There are two obvious reasons why an aggressive progressive income tax is good for economic health: First, the capitalist dynamic naturally expands wealth for those who own and control the means of production, which includes the capitalist and their functionaries. This is because capitalism is a social system in which the wealth generated by the direct producers – the worker, slave, so forth – is appropriated by social classes that do not generate that wealth – the capitalist, landowner, etc. This means that when taxes are low on the ownership classes and their functionaries, inequality increases and wealth becomes bottled up in a small network of families whose spending on goods and services cannot effectively complete the circuit of capital. The exploiting classes are too small in number to affect the levels of demand necessary to keep the economy growing. The majority has insufficient income to spend on goods and services. The fall in demand reduces the rate of profit. This contradiction leads to what economists call a realization crisis, and it is one of the main forces in defining the character of business recessions. The deeper the business recession, the worse off just about everybody is, including those social classes who believe they benefit from lower taxes.
Second, lower taxes on the wealthy means less revenues for the government. Because the government must borrow to continue its operations, most of which serve the interests of the exploiting classes, budget shortfalls drive up budget deficits, which in turn drives up real interest rates. Why do budget deficits drive up real interest rates? This is a basic matter of supply and demand: money has a price (interest on borrowed funds), and the more the government competes with the private sector for investment resources the higher is the price of money. Higher tax rates on the wealthy provide for the government resources with which to drive down inequality, thus allowing the majority to enjoy higher incomes, which they can spend on goods and services. This method effectively completes the circuit of capital and leads to stable economic expansion. Labor union density, as well as a minimum wage, plays an important role in this by raising incomes. At the level of consciousness, and at the level of the firm, capitalists want lower taxes because they perceive they will keep more of their profits. But at the system level, the desire for lower taxes, if met, leads to a drop in the rate of profit. This paradox is very real.

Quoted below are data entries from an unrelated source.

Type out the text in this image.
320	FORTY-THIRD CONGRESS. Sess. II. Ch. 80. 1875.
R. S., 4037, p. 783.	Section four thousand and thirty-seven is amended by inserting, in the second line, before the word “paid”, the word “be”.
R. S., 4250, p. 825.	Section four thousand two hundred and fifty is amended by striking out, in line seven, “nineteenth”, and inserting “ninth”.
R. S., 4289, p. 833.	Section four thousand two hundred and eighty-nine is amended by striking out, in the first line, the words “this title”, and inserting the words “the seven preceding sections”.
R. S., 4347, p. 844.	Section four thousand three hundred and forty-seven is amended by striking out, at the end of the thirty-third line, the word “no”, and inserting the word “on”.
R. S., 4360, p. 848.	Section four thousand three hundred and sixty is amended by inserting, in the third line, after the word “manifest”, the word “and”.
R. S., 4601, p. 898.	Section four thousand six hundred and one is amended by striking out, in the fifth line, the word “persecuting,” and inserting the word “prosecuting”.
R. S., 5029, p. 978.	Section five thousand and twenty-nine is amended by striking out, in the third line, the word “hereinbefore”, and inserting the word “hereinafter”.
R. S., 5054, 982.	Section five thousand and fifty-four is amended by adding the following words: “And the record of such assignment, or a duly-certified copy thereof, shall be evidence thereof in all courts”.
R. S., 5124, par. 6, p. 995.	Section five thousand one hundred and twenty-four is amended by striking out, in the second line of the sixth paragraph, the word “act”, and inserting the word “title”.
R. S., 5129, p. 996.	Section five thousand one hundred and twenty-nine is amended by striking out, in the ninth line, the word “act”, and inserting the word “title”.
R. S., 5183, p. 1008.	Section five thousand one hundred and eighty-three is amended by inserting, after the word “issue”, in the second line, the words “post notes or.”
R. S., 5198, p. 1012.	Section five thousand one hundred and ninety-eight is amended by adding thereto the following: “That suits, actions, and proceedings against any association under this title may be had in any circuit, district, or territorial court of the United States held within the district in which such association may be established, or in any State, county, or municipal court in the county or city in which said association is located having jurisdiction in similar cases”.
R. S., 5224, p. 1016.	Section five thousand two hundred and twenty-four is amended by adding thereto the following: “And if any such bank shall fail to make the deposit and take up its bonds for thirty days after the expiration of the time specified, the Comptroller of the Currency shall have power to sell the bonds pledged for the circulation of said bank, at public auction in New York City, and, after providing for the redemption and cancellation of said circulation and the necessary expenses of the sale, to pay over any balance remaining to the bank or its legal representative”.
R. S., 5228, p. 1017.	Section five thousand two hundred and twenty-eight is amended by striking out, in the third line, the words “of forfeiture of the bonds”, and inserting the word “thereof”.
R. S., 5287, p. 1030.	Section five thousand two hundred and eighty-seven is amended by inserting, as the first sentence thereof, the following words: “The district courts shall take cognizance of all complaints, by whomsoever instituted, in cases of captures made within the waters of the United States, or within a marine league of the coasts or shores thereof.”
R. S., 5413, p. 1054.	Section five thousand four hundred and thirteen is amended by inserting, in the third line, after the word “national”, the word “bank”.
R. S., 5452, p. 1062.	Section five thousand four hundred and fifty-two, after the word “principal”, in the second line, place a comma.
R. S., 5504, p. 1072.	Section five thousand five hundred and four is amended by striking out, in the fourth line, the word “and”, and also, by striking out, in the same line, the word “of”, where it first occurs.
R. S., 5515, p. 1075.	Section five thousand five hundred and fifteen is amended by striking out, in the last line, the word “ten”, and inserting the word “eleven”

It is, therefore, for the good of the wealthy that high top marginal rates are imposed upon them and the revenues generated redistributed through public projects that secure the long-term health of the society. Higher taxes (along with higher union density) are better for everybody.
You will note in the chart above that, while income taxes have remained basically flat for most Americans over several decades, they have been systematically reduced for the wealthy during this period. The actual picture is even more dramatic, as the majority pays higher taxes now in the form of payroll taxes and sales taxes. Anybody remotely familiar with the economic history during the period knows that the greatest period of wealth creation and the highest standard of living for most Americans was during the period 1950 through the early 1970s. The period between 1970 through the early 1990s were periods of instability and declining standard of living. Now, if, as the anti-tax advocates claim, high taxes were bad for the economy, the opposite would have been true. The economy would have performed poorly in the period between 1950 and the early 1970s, and would have improved with each reduction in taxes. Given the low level of taxation in the 1980s, the economy should have been better than it ever was. But this is not what happened.
When did our economic troubles begin? They began in the early 1970s following the first major reduction in the top marginal tax rates in the 1960s. The 1970s were a period of economic instability and rising inequality. At the start of the decade of the 1980s, taxes were again slashed. The effects were extremely high interest rates and a dramatic rise in unemployment. Later in the 1980s, taxes were cut again and the economy tumbled into a deep recession. Only when taxes were raised in the early 1990s did the economy tack off. Look at this chart:
Why did the tax increases in the 1990s kick off one of the longest periods of business expansions in US history? In part because lower budget deficits drove down interest rates, which allowed for more investment, growth in jobs, growth in consumer spending. The expansion would have been more successful if the budget surplus, which reached record levels under Clinton, had been invested in public projects to improve the long-term health of the economy. Raising top marginal rates even more would have made the expansion even more successful still. This should have been a period of economic contraction, according to the theory of the anti-tax propagandists. But it wasn’t. What happened when taxes were slashed under Bush Junior? Did, as the anti-tax propagandists claim, the economy take off? The economy tumbled. We are now in the middle of the worst economic catastrophe since the great depression. The massive budget deficits and accumulation of wealth among capitalists and their functionaries has crippled our economy.
Facts and logic show us the way out of the crisis: dramatically raise taxes on the wealthy, redistribute that money to the masses through public projects that will improve the long-term health of our society. What do the anti-tax ideologues say? They say raising taxes in a recession is the worst possible thing to do. But, as you can see, this claim is based on the false claim that tax cuts grow the economy. The question for policymakers now is whether they act based on the facts, or act on the basis of the propaganda of the capitalist class.